C’est une étonnante « réutilisation » de Jeanne d’Arc qui se jouait le 2 mars dernier au Théâtre des deux rives. La Pucelle d’Orléans a été ces dernières années utilisée, récupérée, défigurée même parfois de bien des manières. Elle a également été magnifiée par de belles compositions trop peu jouées. Sur le fil conducteur unique de la vie de Jeanne, s’est greffé la sensibilité de l’auteur, la compréhension du poète ou la pensée de l’écrivain, laissant souvent l’historien bien perplexe.

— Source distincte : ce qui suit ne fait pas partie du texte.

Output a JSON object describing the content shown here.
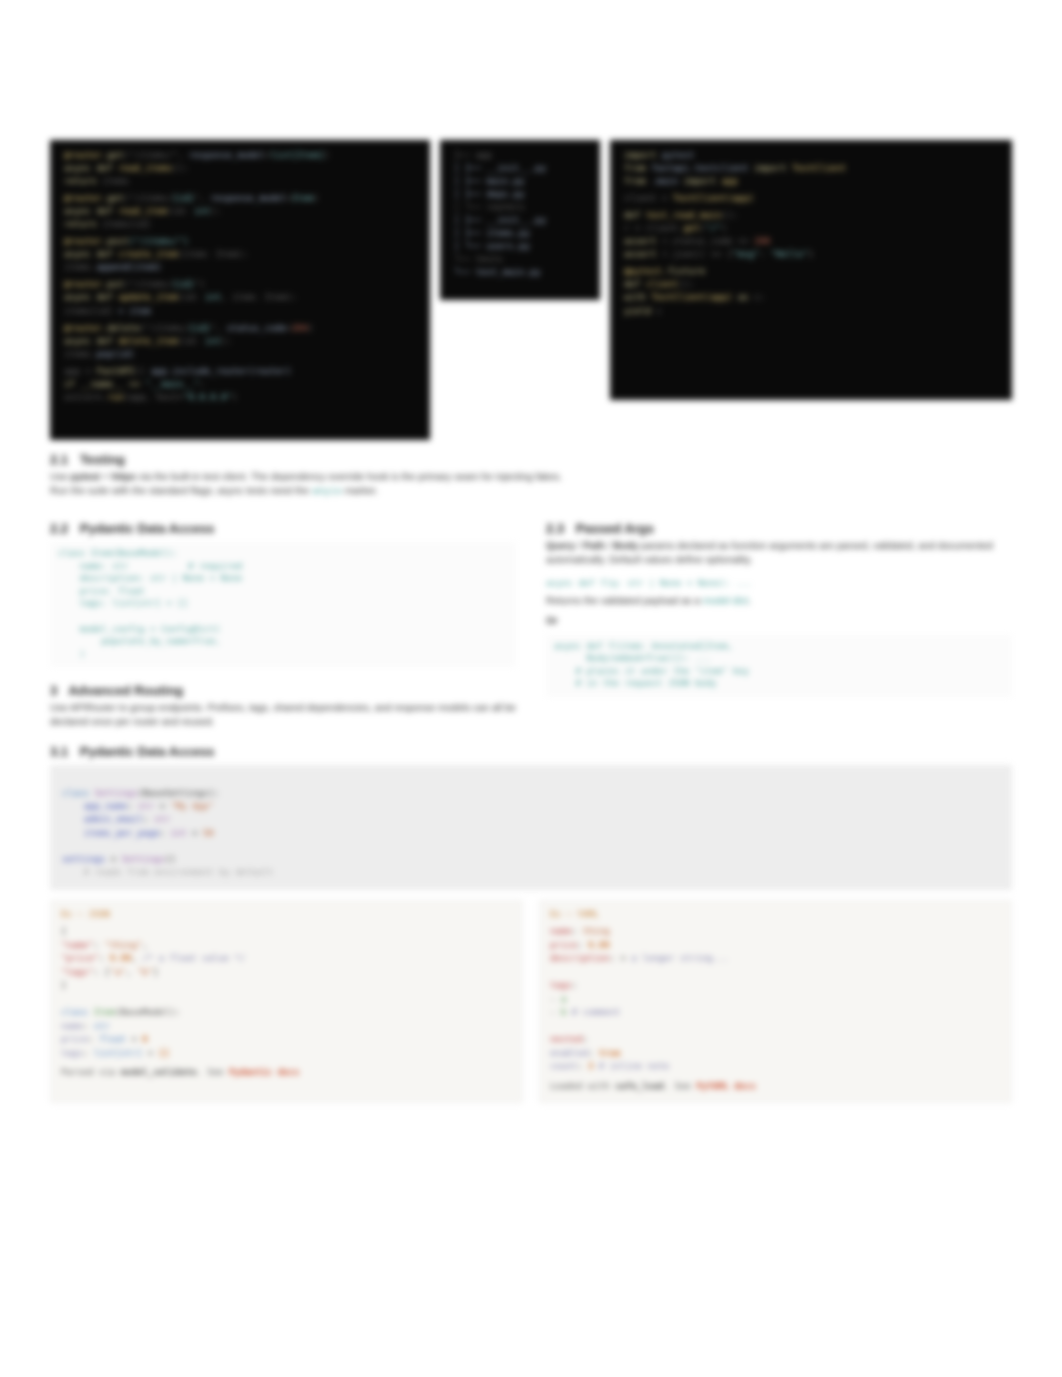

L’auteur autrichienne, Cornelia Rainer, avec Jeanne, nous livre une toute nouvelle (nous semble-t-il) exploitation de l’épopée commencée dans un pré de Domrémy. Une épopée intérieure à la conquête du sens, du courage et de la connaissance de soi. Mêlant Histoire et histoires, la pièce passe d’une époque à l’autre d’hier à aujourd’hui avec une étonnante continuité. Les questions existentielles de Jeanne deviennent celles des fillettes et des jeunes filles de notre temps. En questions tournoyantes dans la tête unique des quatre jeunes actrices, comme la diffractassion obsessionnelle d’une pensée en construction, où le choix se heurte à l’impossible aux peurs et au vertigineux multiple, c’est un véritable programme éducatif pour jeunes filles (et jeunes garçons, mutatis mutandis) qui se donne à penser au public.
Il ne s’agit pas d’imposer, mais de formuler et parfois avec grande clarté, les nébuleux détours que s’ingénient à inventer l’esprit de jeunes adolescentes. Nombre de questions sont ainsi mises à nues, laissant à l’auditoire de tirer le fil de la réflexion, les prémices ayant été débroussaillés par une mise en scène sobre pour laquelle le jeu de scène tonique servait de décor, de mobilier autant que de costume. L’histoire de Jeanne d’Arc n’est pas escamotée et si elle est le fil rouge, elle n’en est pas pour autant l’intérêt premier du spectacle mi sérieux, mi jeu d’enfant.
Un spectacle qui mériterait sans doute de figurer au programme des fêtes Jeanne d’Arc, comme de circuler dans les lycées de l’agglomération rouennaise.